Mrs. Garcia didn’t know if the dead bird was one of hers, if it had flown right out of her mouth to its death. She didn’t know what her birds looked like or if they had names or families of their own. She worried that the bird might have belonged to someone else but she didn’t know who to ask, or even if there was some administrator in charge of that kind of thing.
The Garcia family changed into black clothing, dug up a little patch of dirt in the backyard and stood over it with their hands clasped piously at their waists.
“What should we say?” asked George.
“I’m sure he was a very nice bird,” said Mrs. Garcia, leaving her mouth open, waiting for the little ones inside to chirp a remembrance of the dead. They said nothing.
“This is ridiculous.” George’s voice had a strange new edge to it. His eyes were dry.

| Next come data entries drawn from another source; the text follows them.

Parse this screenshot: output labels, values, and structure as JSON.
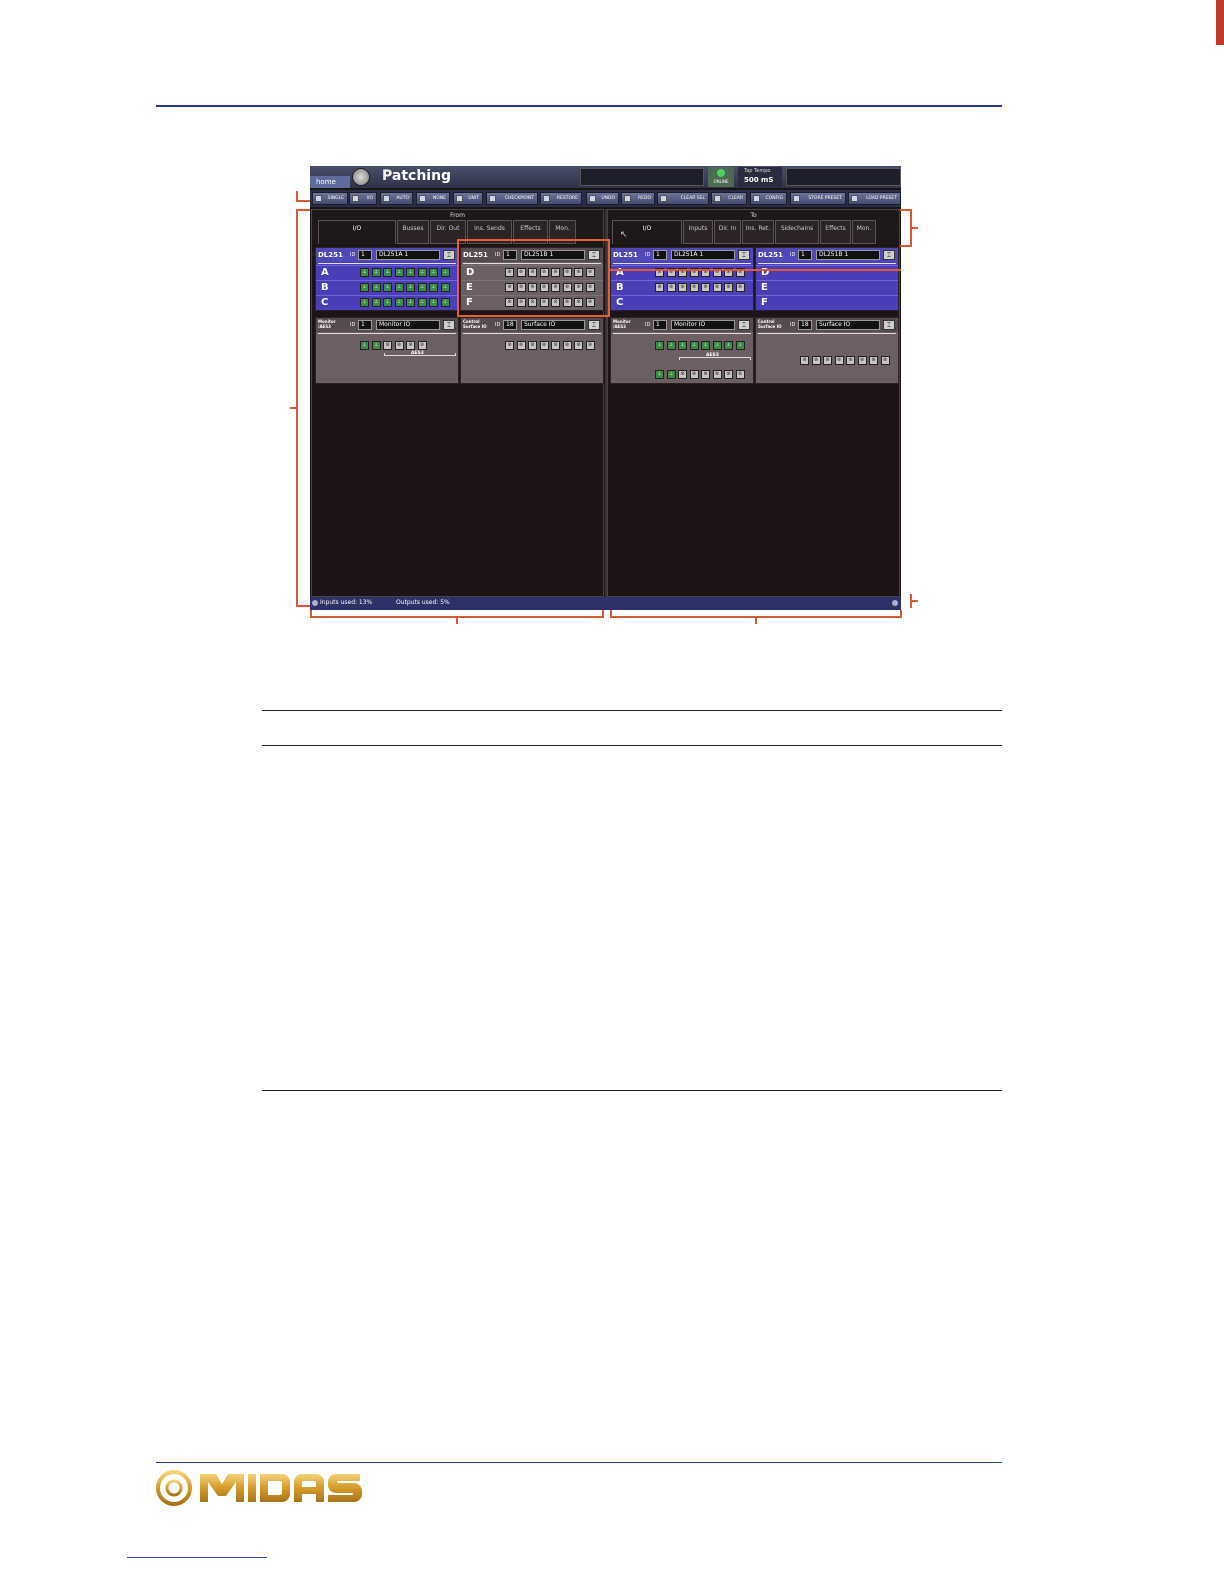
{
  "screen": {
    "home_tab": "home",
    "title": "Patching",
    "status_led_label": "ONLINE",
    "tap_tempo_label": "Tap Tempo",
    "tap_tempo_value": "500 mS",
    "toolbar": [
      "SINGLE",
      "I/O",
      "AUTO",
      "NONE",
      "UNIT",
      "CHECKPOINT",
      "RESTORE",
      "UNDO",
      "REDO",
      "CLEAR SEL",
      "CLEAR",
      "CONFIG",
      "STORE PRESET",
      "LOAD PRESET"
    ],
    "from": {
      "title": "From",
      "tabs": [
        "I/O",
        "Busses",
        "Dir. Out",
        "Ins. Sends",
        "Effects",
        "Mon."
      ],
      "rack1": {
        "model": "DL251",
        "id_label": "ID",
        "id": "1",
        "name": "DL251A 1",
        "rows": [
          "A",
          "B",
          "C"
        ]
      },
      "rack2": {
        "model": "DL251",
        "id_label": "ID",
        "id": "1",
        "name": "DL251B 1",
        "rows": [
          "D",
          "E",
          "F"
        ]
      },
      "rack3": {
        "model": "Monitor /AES3",
        "id_label": "ID",
        "id": "1",
        "name": "Monitor IO",
        "group_label": "AES3"
      },
      "rack4": {
        "model": "Control Surface IO",
        "id_label": "ID",
        "id": "18",
        "name": "Surface IO"
      }
    },
    "to": {
      "title": "To",
      "tabs": [
        "I/O",
        "Inputs",
        "Dir. In",
        "Ins. Ret.",
        "Sidechains",
        "Effects",
        "Mon."
      ],
      "rack1": {
        "model": "DL251",
        "id_label": "ID",
        "id": "1",
        "name": "DL251A 1",
        "rows": [
          "A",
          "B",
          "C"
        ]
      },
      "rack2": {
        "model": "DL251",
        "id_label": "ID",
        "id": "1",
        "name": "DL251B 1",
        "rows": [
          "D",
          "E",
          "F"
        ]
      },
      "rack3": {
        "model": "Monitor /AES3",
        "id_label": "ID",
        "id": "1",
        "name": "Monitor IO",
        "group_label": "AES3"
      },
      "rack4": {
        "model": "Control Surface IO",
        "id_label": "ID",
        "id": "18",
        "name": "Surface IO"
      }
    },
    "status": {
      "inputs": "Inputs used: 13%",
      "outputs": "Outputs used: 5%"
    }
  },
  "colors": {
    "rule": "#2b3a8c",
    "callout": "#d65a33",
    "rack_blue": "#4a3fb8",
    "socket_green": "#3c8b46"
  }
}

As Mrs. Garcia fell asleep that night she felt flutters between her teeth, like she was flossing with feathers.
The next morning the birds didn’t chirp. Mrs. Garcia opened and closed her mouth. She shook her head and made circles with her jaw.
She went to into kitchen. No one was there. She called for her husband and George. No one answered. She was up before everyone else for the first time in years.
She went to the backyard, found the homemade grave and knelt down on the ground beside it. She pushed away the thin layer of dirt covering the body of the bird. She felt the ghosts of wings flapping in her mouth and knew with spiritual certitude that the dead bird was her own.
She had always thought hundreds of birds lived in her teeth, that she housed a flock so big that if let free they might migrate southward in one of those neat black formations. All that time it had just been one bird. He’d had as much to say as a thousand. He had been more fragile than glass.
“Mom,” a voice called from the front porch. Without looking up from the grave she thought it was the teenage boy who lived next door looking for his own mother.
“Mom,” she heard again, and recognized George’s voice sinking down into adulthood.